When the dish is ready, turn the heat off, and remove the two bay leaves before serving. Bachtell-Shelbert says, "I would eat this as a main vegetarian dish with a side salad." If you can't imagine a meal without meat, she suggests, "For a carnivore, pair [it] with Cuban chicken or pork." If you want to stick with the Cuban theme, she suggests, "Plantains would be amazing as well!"

The leftovers of this rice and beans recipe keep well and are a great option to add to the table. Bachtell-Shelbert indicates to place them in an airtight container, and keep them in the fridge for a max of five days.

Cuban Rice And Beans Recipe
5 from 40 ratings
This Cuban rice and beans recipe is such an easy, tasty side dish to whip up for a weeknight dinner.
Prep Time
Cook Time
serving rice and beans
Total time: 45 minutes
  • 2 teaspoons extra-virgin olive oil
  • 1 small onion, diced (about ¾ cup)
  • ½ large red bell pepper, diced (about ½ cup)
  • 3 cloves garlic, minced
  • 1 cup long-grain rice
  • ¾ teaspoon cumin
  • ¾ teaspoon oregano
  • 1 (15.5-ounce) can black beans, with the liquid
  • 1 ½ cups water (or broth)
  • 2 bay leaves
  1. Heat the olive oil in a Dutch oven or saucepan on the stovetop over medium heat.

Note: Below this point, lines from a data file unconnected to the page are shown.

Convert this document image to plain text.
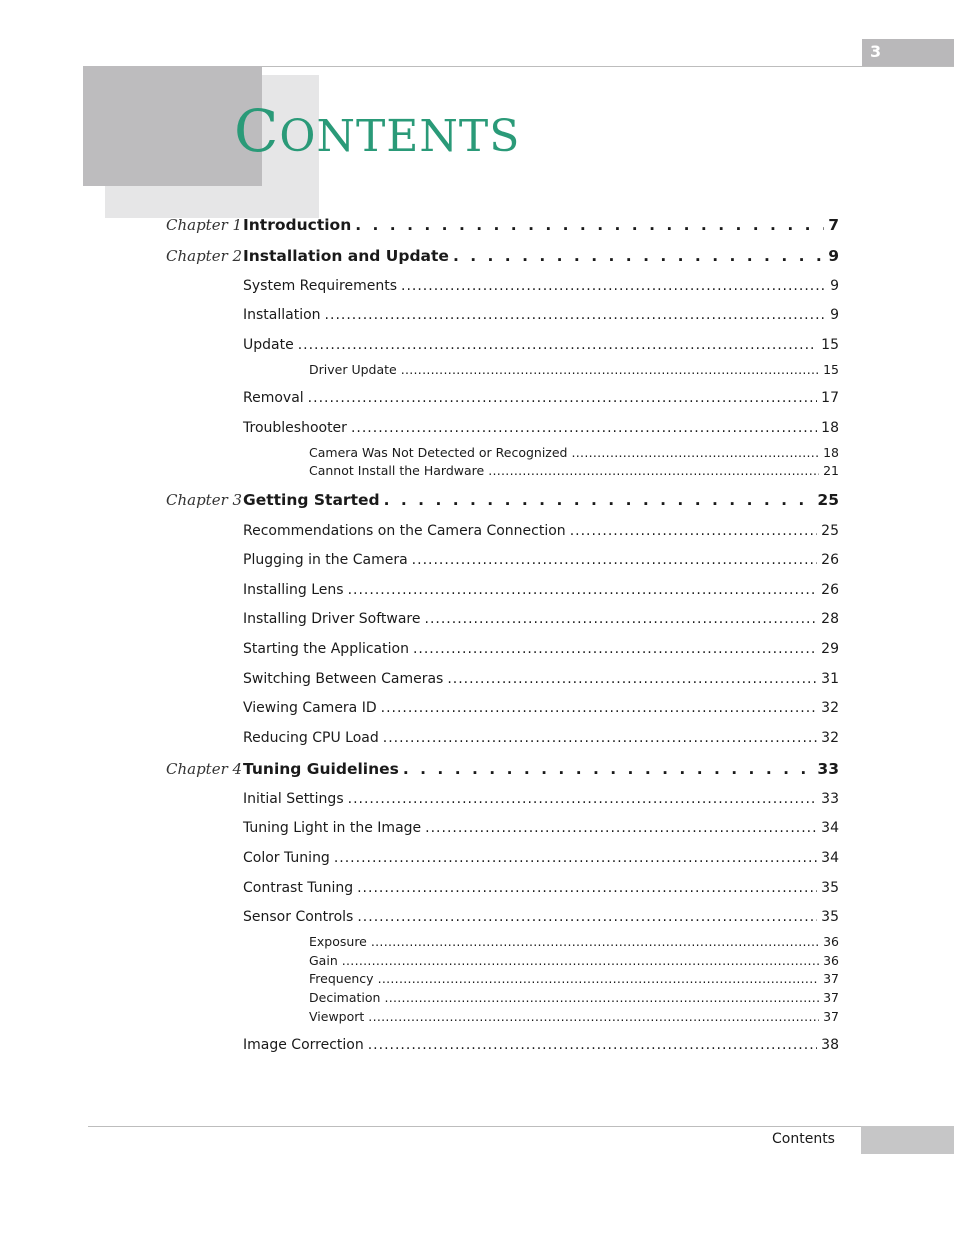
3
CONTENTS
Chapter 1 Introduction . . .	7
Chapter 2 Installation and Update . . .	9
System Requirements .....	9
Installation .....	9
Update .....	15
Driver Update .....	15
Removal .....	17
Troubleshooter .....	18
Camera Was Not Detected or Recognized .....	18
Cannot Install the Hardware .....	21
Chapter 3 Getting Started . . .	25
Recommendations on the Camera Connection .....	25
Plugging in the Camera .....	26
Installing Lens .....	26
Installing Driver Software .....	28
Starting the Application .....	29
Switching Between Cameras .....	31
Viewing Camera ID .....	32
Reducing CPU Load .....	32
Chapter 4 Tuning Guidelines . . .	33
Initial Settings .....	33
Tuning Light in the Image .....	34
Color Tuning .....	34
Contrast Tuning .....	35
Sensor Controls .....	35
Exposure .....	36
Gain .....	36
Frequency .....	37
Decimation .....	37
Viewport .....	37
Image Correction .....	38
Contents
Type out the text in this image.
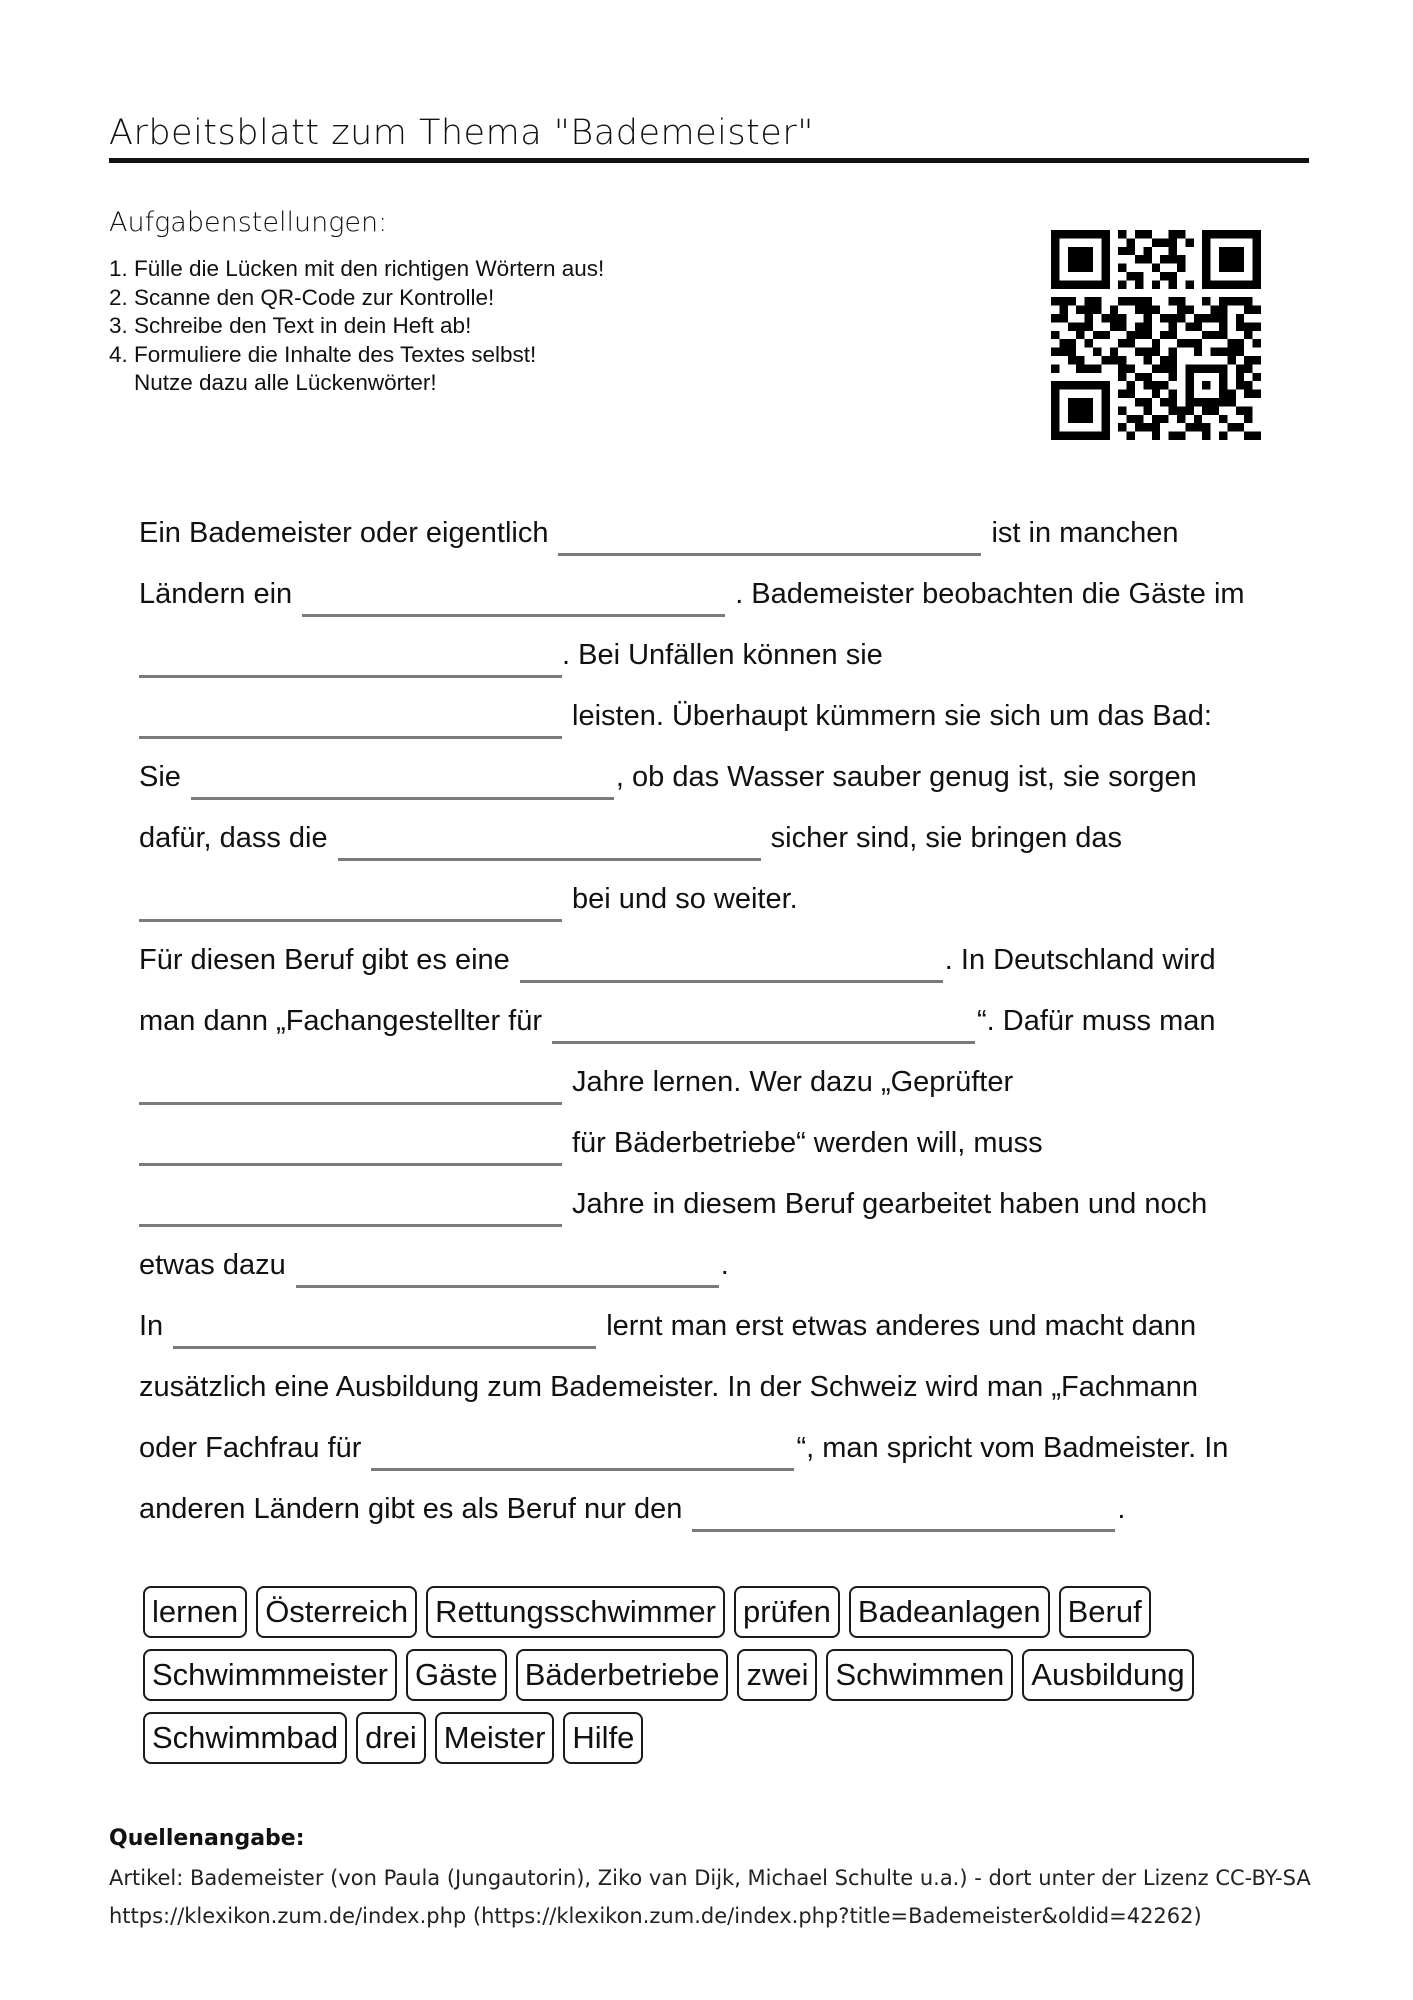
Arbeitsblatt zum Thema "Bademeister"
Aufgabenstellungen:
1. Fülle die Lücken mit den richtigen Wörtern aus!
2. Scanne den QR-Code zur Kontrolle!
3. Schreibe den Text in dein Heft ab!
4. Formuliere die Inhalte des Textes selbst!
Nutze dazu alle Lückenwörter!
Ein Bademeister oder eigentlich	ist in manchen
Ländern ein	. Bademeister beobachten die Gäste im
. Bei Unfällen können sie
leisten. Überhaupt kümmern sie sich um das Bad:
Sie	, ob das Wasser sauber genug ist, sie sorgen
dafür, dass die	sicher sind, sie bringen das
bei und so weiter.
Für diesen Beruf gibt es eine	. In Deutschland wird
man dann „Fachangestellter für	“. Dafür muss man
Jahre lernen. Wer dazu „Geprüfter
für Bäderbetriebe“ werden will, muss
Jahre in diesem Beruf gearbeitet haben und noch
etwas dazu	.
In	lernt man erst etwas anderes und macht dann
zusätzlich eine Ausbildung zum Bademeister. In der Schweiz wird man „Fachmann
oder Fachfrau für	“, man spricht vom Badmeister. In
anderen Ländern gibt es als Beruf nur den	.
lernen Österreich Rettungsschwimmer prüfen Badeanlagen Beruf
Schwimmmeister Gäste Bäderbetriebe zwei Schwimmen Ausbildung
Schwimmbad drei Meister Hilfe
Quellenangabe:
Artikel: Bademeister (von Paula (Jungautorin), Ziko van Dijk, Michael Schulte u.a.) - dort unter der Lizenz CC-BY-SA
https://klexikon.zum.de/index.php (https://klexikon.zum.de/index.php?title=Bademeister&oldid=42262)
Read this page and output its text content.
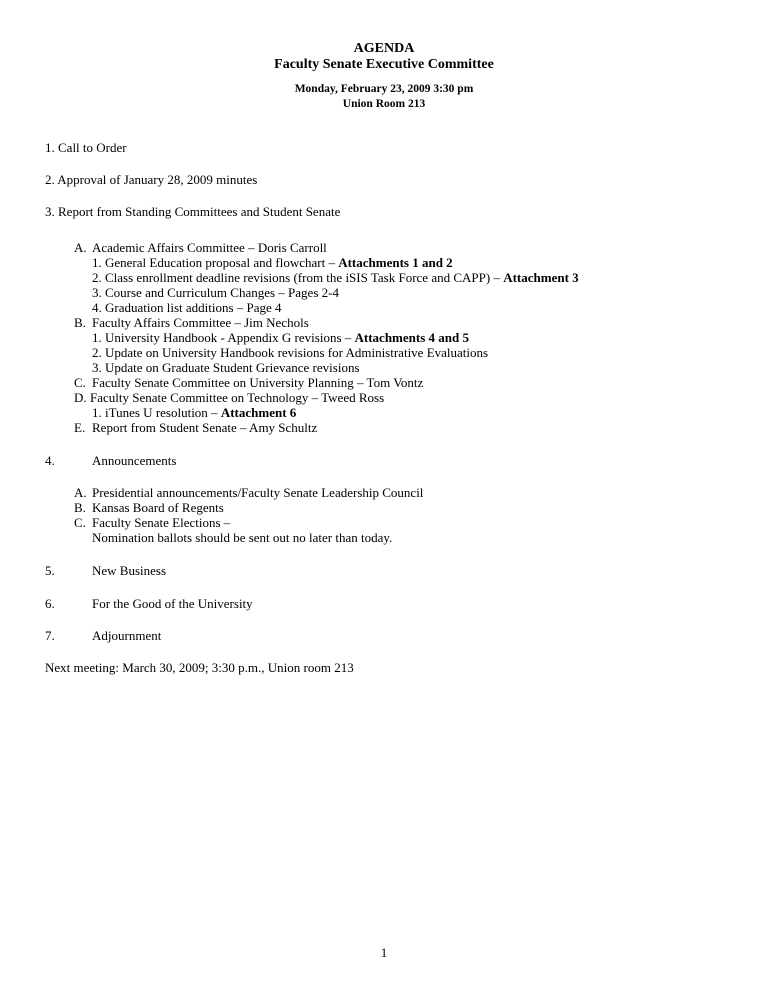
AGENDA
Faculty Senate Executive Committee
Monday, February 23, 2009 3:30 pm
Union Room 213
1. Call to Order
2. Approval of January 28, 2009 minutes
3. Report from Standing Committees and Student Senate
A. Academic Affairs Committee – Doris Carroll
1. General Education proposal and flowchart – Attachments 1 and 2
2. Class enrollment deadline revisions (from the iSIS Task Force and CAPP) – Attachment 3
3. Course and Curriculum Changes – Pages 2-4
4. Graduation list additions – Page 4
B. Faculty Affairs Committee – Jim Nechols
1. University Handbook - Appendix G revisions – Attachments 4 and 5
2. Update on University Handbook revisions for Administrative Evaluations
3. Update on Graduate Student Grievance revisions
C. Faculty Senate Committee on University Planning – Tom Vontz
D. Faculty Senate Committee on Technology – Tweed Ross
1. iTunes U resolution – Attachment 6
E. Report from Student Senate – Amy Schultz
4.	Announcements
A. Presidential announcements/Faculty Senate Leadership Council
B. Kansas Board of Regents
C. Faculty Senate Elections –
Nomination ballots should be sent out no later than today.
5.	New Business
6.	For the Good of the University
7.	Adjournment
Next meeting: March 30, 2009; 3:30 p.m., Union room 213
1
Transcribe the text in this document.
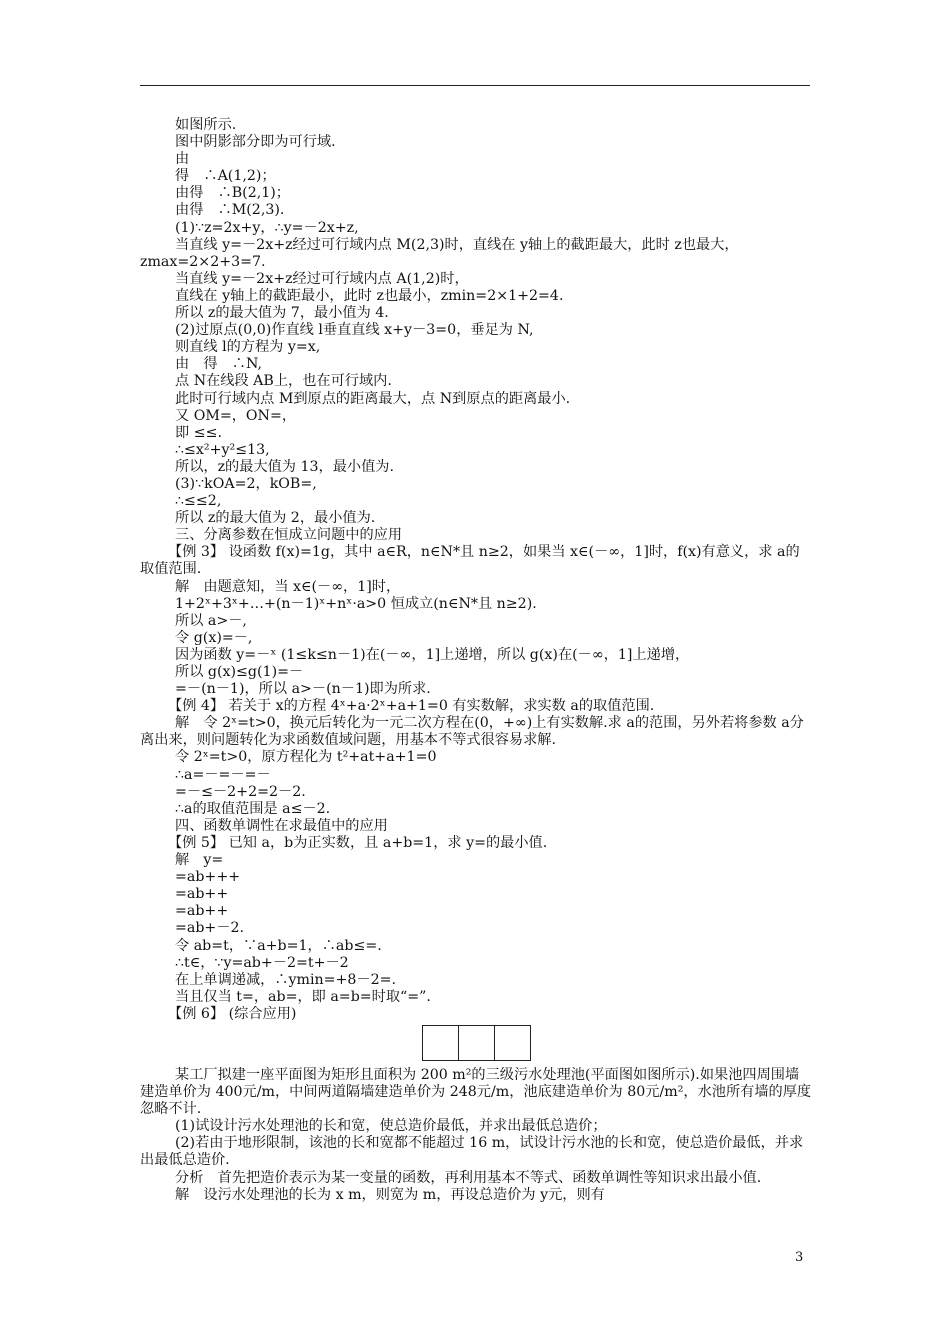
如图所示.
图中阴影部分即为可行域.
由
得　∴A(1,2)；
由得　∴B(2,1)；
由得　∴M(2,3).
(1)∵z=2x+y，∴y=－2x+z,
当直线 y=－2x+z经过可行域内点 M(2,3)时，直线在 y轴上的截距最大，此时 z也最大，zmax=2×2+3=7.
当直线 y=－2x+z经过可行域内点 A(1,2)时，
直线在 y轴上的截距最小，此时 z也最小，zmin=2×1+2=4.
所以 z的最大值为 7，最小值为 4.
(2)过原点(0,0)作直线 l垂直直线 x+y－3=0，垂足为 N,
则直线 l的方程为 y=x,
由　得　∴N,
点 N在线段 AB上，也在可行域内.
此时可行域内点 M到原点的距离最大，点 N到原点的距离最小.
又 OM=，ON=，
即 ≤≤.
∴≤x²+y²≤13,
所以，z的最大值为 13，最小值为.
(3)∵kOA=2，kOB=,
∴≤≤2,
所以 z的最大值为 2，最小值为.
三、分离参数在恒成立问题中的应用
【例 3】 设函数 f(x)=1g，其中 a∈R，n∈N*且 n≥2，如果当 x∈(－∞，1]时，f(x)有意义，求 a的取值范围.
解　由题意知，当 x∈(－∞，1]时，
1+2ˣ+3ˣ+…+(n－1)ˣ+nˣ·a>0 恒成立(n∈N*且 n≥2).
所以 a>－,
令 g(x)=－,
因为函数 y=－ˣ (1≤k≤n－1)在(－∞，1]上递增，所以 g(x)在(－∞，1]上递增，
所以 g(x)≤g(1)=－
=－(n－1)，所以 a>－(n－1)即为所求.
【例 4】 若关于 x的方程 4ˣ+a·2ˣ+a+1=0 有实数解，求实数 a的取值范围.
解　令 2ˣ=t>0，换元后转化为一元二次方程在(0，+∞)上有实数解.求 a的范围，另外若将参数 a分离出来，则问题转化为求函数值域问题，用基本不等式很容易求解.
令 2ˣ=t>0，原方程化为 t²+at+a+1=0
∴a=－=－=－
=－≤－2+2=2－2.
∴a的取值范围是 a≤－2.
四、函数单调性在求最值中的应用
【例 5】 已知 a，b为正实数，且 a+b=1，求 y=的最小值.
解　y=
=ab+++
=ab++
=ab++
=ab+－2.
令 ab=t，∵a+b=1，∴ab≤=.
∴t∈，∵y=ab+－2=t+－2
在上单调递减，∴ymin=+8－2=.
当且仅当 t=，ab=，即 a=b=时取“=”.
【例 6】 (综合应用)
某工厂拟建一座平面图为矩形且面积为 200 m²的三级污水处理池(平面图如图所示).如果池四周围墙建造单价为 400元/m，中间两道隔墙建造单价为 248元/m，池底建造单价为 80元/m²，水池所有墙的厚度忽略不计.
(1)试设计污水处理池的长和宽，使总造价最低，并求出最低总造价；
(2)若由于地形限制，该池的长和宽都不能超过 16 m，试设计污水池的长和宽，使总造价最低，并求出最低总造价.
分析　首先把造价表示为某一变量的函数，再利用基本不等式、函数单调性等知识求出最小值.
解　设污水处理池的长为 x m，则宽为 m，再设总造价为 y元，则有
3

  2. Add the onions and peppers, and sauté them for 3 minutes.
  3. Then, add the minced garlic, and sauté the contents for 1 more minute.
  4. Add the rice, cumin, and oregano, toasting them for 1 minute while you stir constantly.
  5. Add the beans with their liquid, the water or broth, and the bay leaves.
  6. Raise the heat to high, and bring the contents of the pan to a boil.
  7. Then, cover the pan, and reduce the contents to a simmer.
  8. Cook the rice and beans for 25 to 30 minutes until the water is absorbed.
  9. Remove the bay leaves, and serve this dish.
Calories per Serving 247
Total Fat 2.5 g
Saturated Fat 0.4 g
Trans Fat 0.0 g
Cholesterol 0.0 mg
Total Carbohydrates 47.6 g
Dietary Fiber 7.3 g
Total Sugars 1.6 g
Sodium 128.2 mg
Protein 8.5 g
The information shown is Edamam’s estimate based on available ingredients and preparation. It should not be considered a substitute for a professional nutritionist’s advice.